DiseaseĀ /health condition

Study type

Non-interventional study

Scope of the study

Drug utilisation

Data collection methods

Secondary use of data
Non-interventional study

Non-interventional study design

Cross-sectional
Study drug and medical condition

Medicinal product name

SPIRIVA RESPIMAT

Medicinal product name, other

ICS/LABA, LTRA

Study drug International non-proprietary name (INN) or common name

TIOTROPIUM BROMIDE

Anatomical Therapeutic Chemical (ATC) code

(R03BB04) tiotropium bromide
tiotropium bromide

Medical condition to be studied

Asthma
Population studied

Short description of the study population

The study population will be asthmatic patients who were prescribed ICS/LABA FDC before the index date and who initiated Spiriva Respimat, or received a higher dose of ICS/LABA FDC, or initiated LTRA, or switched to a new ICS/LABA FDC from the previous ICS/LABA FDC in the UK during the study period (September, 2014-December 31, 2017).

Age groups

  • Adults (18 to < 46 years)
  • Adults (46 to < 65 years)
  • Adults (65 to < 75 years)
  • Adults (75 to < 85 years)
  • Adults (85 years and over)

Estimated number of subjects

500
Study design details

Study design

This study is a cross-sectional, non-interventional study based on existing data (NISed).
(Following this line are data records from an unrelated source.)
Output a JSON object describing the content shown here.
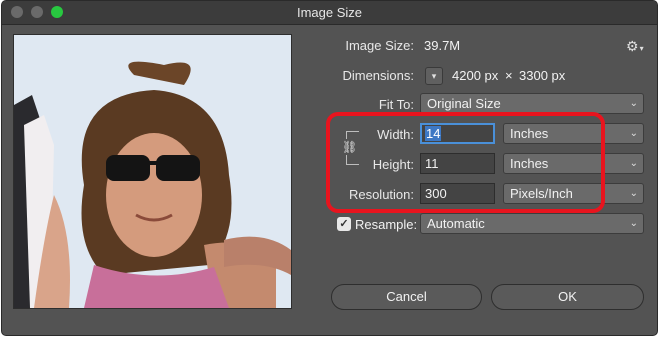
{
  "window": {
    "title": "Image Size"
  },
  "info": {
    "image_size_label": "Image Size:",
    "image_size_value": "39.7M",
    "dimensions_label": "Dimensions:",
    "dimensions_width": "4200 px",
    "dimensions_sep": "×",
    "dimensions_height": "3300 px"
  },
  "fit_to": {
    "label": "Fit To:",
    "value": "Original Size"
  },
  "width": {
    "label": "Width:",
    "value": "14",
    "unit": "Inches"
  },
  "height": {
    "label": "Height:",
    "value": "11",
    "unit": "Inches"
  },
  "resolution": {
    "label": "Resolution:",
    "value": "300",
    "unit": "Pixels/Inch"
  },
  "resample": {
    "label": "Resample:",
    "checked": true,
    "value": "Automatic"
  },
  "buttons": {
    "cancel": "Cancel",
    "ok": "OK"
  },
  "colors": {
    "accent_focus": "#4a90d9",
    "highlight": "#e8141e",
    "window_bg": "#535353"
  },
  "icons": [
    "gear-icon",
    "chevron-down-icon",
    "link-chain-icon",
    "checkmark-icon"
  ]
}
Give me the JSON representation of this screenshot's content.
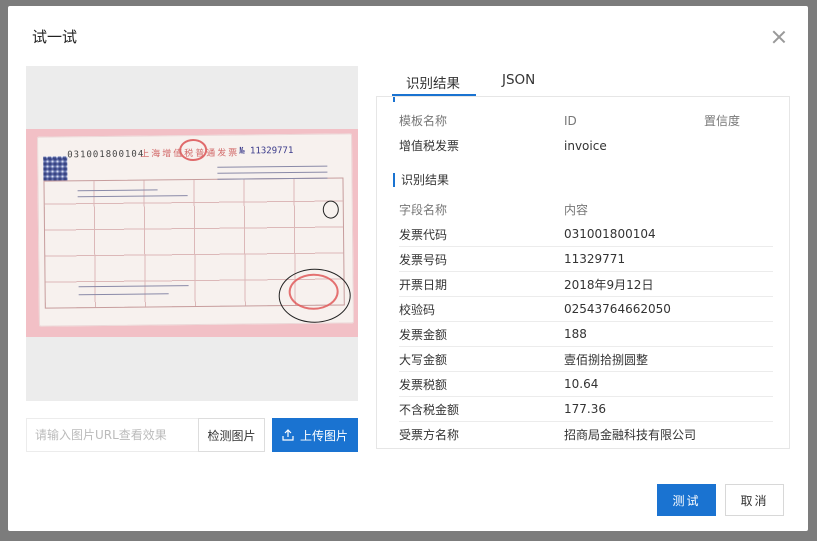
{
  "modal": {
    "title": "试一试"
  },
  "left_panel": {
    "invoice_image": {
      "code_text": "031001800104",
      "title_text": "上海增值税普通发票",
      "number_text": "№ 11329771"
    },
    "url_input_placeholder": "请输入图片URL查看效果",
    "detect_label": "检测图片",
    "upload_label": "上传图片"
  },
  "tabs": [
    {
      "label": "识别结果",
      "active": true
    },
    {
      "label": "JSON",
      "active": false
    }
  ],
  "template_table": {
    "headers": [
      "模板名称",
      "ID",
      "置信度"
    ],
    "row": [
      "增值税发票",
      "invoice",
      ""
    ]
  },
  "results": {
    "title": "识别结果",
    "headers": [
      "字段名称",
      "内容"
    ],
    "rows": [
      [
        "发票代码",
        "031001800104"
      ],
      [
        "发票号码",
        "11329771"
      ],
      [
        "开票日期",
        "2018年9月12日"
      ],
      [
        "校验码",
        "02543764662050"
      ],
      [
        "发票金额",
        "188"
      ],
      [
        "大写金额",
        "壹佰捌拾捌圆整"
      ],
      [
        "发票税额",
        "10.64"
      ],
      [
        "不含税金额",
        "177.36"
      ],
      [
        "受票方名称",
        "招商局金融科技有限公司"
      ]
    ]
  },
  "footer": {
    "ok_label": "测试",
    "cancel_label": "取消"
  },
  "colors": {
    "primary": "#1a73d1",
    "overlay": "#7c7c7c"
  }
}
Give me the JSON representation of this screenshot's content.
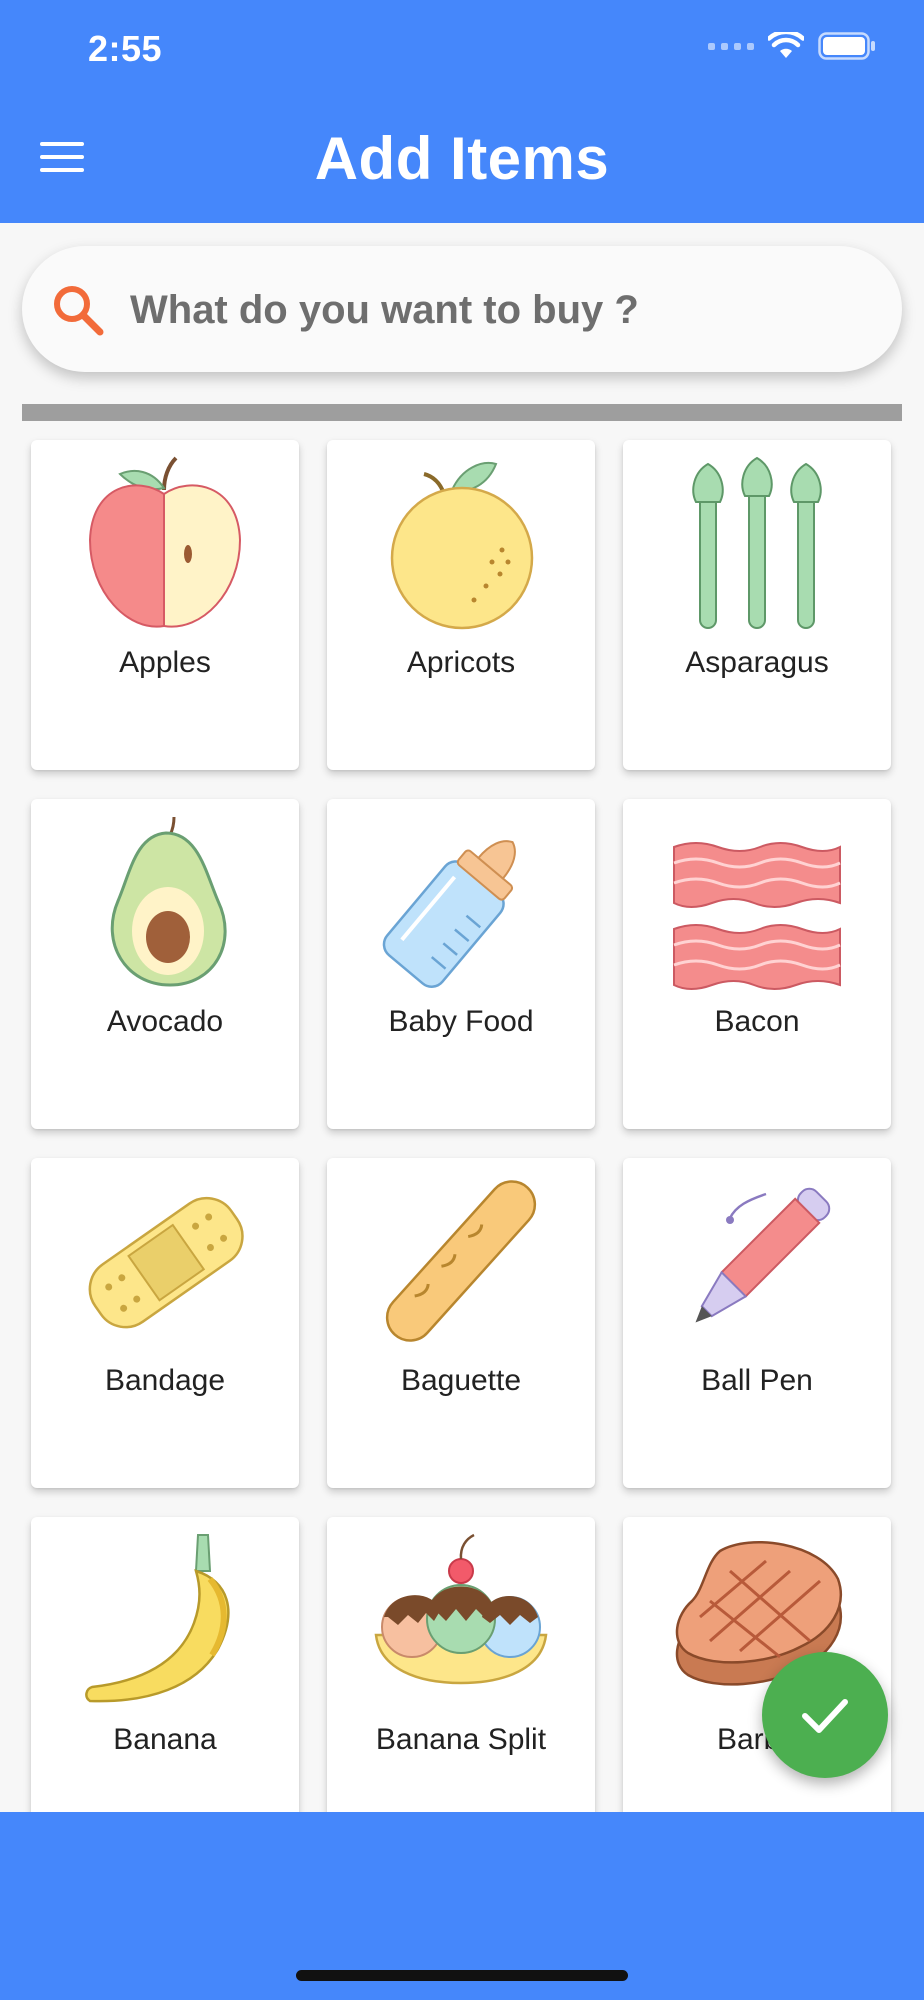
{
  "status_bar": {
    "time": "2:55"
  },
  "header": {
    "title": "Add Items"
  },
  "search": {
    "placeholder": "What do you want to buy ?"
  },
  "items": [
    {
      "label": "Apples",
      "icon": "apple-icon"
    },
    {
      "label": "Apricots",
      "icon": "apricot-icon"
    },
    {
      "label": "Asparagus",
      "icon": "asparagus-icon"
    },
    {
      "label": "Avocado",
      "icon": "avocado-icon"
    },
    {
      "label": "Baby Food",
      "icon": "baby-bottle-icon"
    },
    {
      "label": "Bacon",
      "icon": "bacon-icon"
    },
    {
      "label": "Bandage",
      "icon": "bandage-icon"
    },
    {
      "label": "Baguette",
      "icon": "baguette-icon"
    },
    {
      "label": "Ball Pen",
      "icon": "ball-pen-icon"
    },
    {
      "label": "Banana",
      "icon": "banana-icon"
    },
    {
      "label": "Banana Split",
      "icon": "banana-split-icon"
    },
    {
      "label": "Barbe",
      "icon": "steak-icon"
    }
  ],
  "colors": {
    "primary": "#4587fb",
    "fab": "#4caf50",
    "search_icon": "#f26b3a",
    "progress": "#9e9e9e"
  }
}
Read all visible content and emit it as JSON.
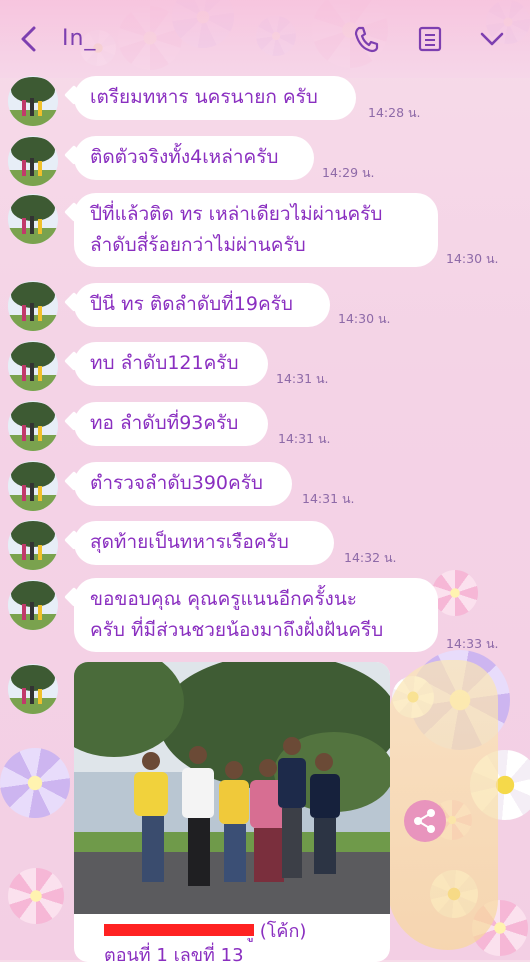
{
  "header": {
    "title": "In_",
    "icons": [
      "chevron-left-icon",
      "phone-icon",
      "menu-icon",
      "chevron-down-icon"
    ]
  },
  "messages": [
    {
      "text": "เตรียมทหาร นครนายก ครับ",
      "time": "14:28 น."
    },
    {
      "text": "ติดตัวจริงทั้ง4เหล่าครับ",
      "time": "14:29 น."
    },
    {
      "text": "ปีที่แล้วติด ทร เหล่าเดียวไม่ผ่านครับ\nลำดับสี่ร้อยกว่าไม่ผ่านครับ",
      "time": "14:30 น."
    },
    {
      "text": "ปีนี ทร ติดลำดับที่19ครับ",
      "time": "14:30 น."
    },
    {
      "text": "ทบ ลำดับ121ครับ",
      "time": "14:31 น."
    },
    {
      "text": "ทอ ลำดับที่93ครับ",
      "time": "14:31 น."
    },
    {
      "text": "ตำรวจลำดับ390ครับ",
      "time": "14:31 น."
    },
    {
      "text": "สุดท้ายเป็นทหารเรือครับ",
      "time": "14:32 น."
    },
    {
      "text": "ขอขอบคุณ คุณครูแนนอีกครั้งนะ\nครับ ที่มีส่วนชวยน้องมาถึงฝั่งฝันครีบ",
      "time": "14:33 น."
    }
  ],
  "photo_message": {
    "caption_line1": "ู (โค้ก)",
    "caption_line2": "ตอนที่ 1 เลขที่ 13"
  },
  "colors": {
    "accent": "#8a2fc0",
    "header_icon": "#7d3fb0",
    "time": "#8e6aa8",
    "redaction": "#ff2222"
  }
}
The UK CPRD data will be used to assess the characteristics of asthma patients who were prescribed ICS/LABA FDC before the index date and who initiated Spiriva Respimat, or received a higher dose of ICS/LABA.

Main study objective

The main objective of the study is to describe the clinical and socio-demographic characteristics of asthma patients prior to the initiation of Spiriva Respimat for the treatment of Asthma within a general clinical population using the Clinical Practice Research Database (CPRD).

Comparators

Asthma patients who initiated a higher dose of ICS/LABA FDC, or LTRA, or alternatively those who switched from the previous ICS/LABA FDC to a new ICS/LABA FDC (for the secondary objective).

Outcomes

The primary outcome is whether patient has Cardiac arrhythmias on the index date or in the year prior to the index date. The secondary outcome is whether patient has Cardiac failure on the index date or in the year prior to the index date.

Data analysis plan

Patient characteristics will be tabulated and summarized for all new users of Spiriva Respimat. In addition, patient characteristics will be tabulated for the patients that initiated or switched to the other available treatments. Patient characteristics will be compared among patients who initiated Spiriva Respimat and patients in other treatment groups. Analyses will be conducted in unmatched cohorts and differences between Spiriva Restinmat and each of the other exposure groups will be assessed using absolute standardized differences (ASD),where an ASD of at least 10% will be considered a meaningful difference.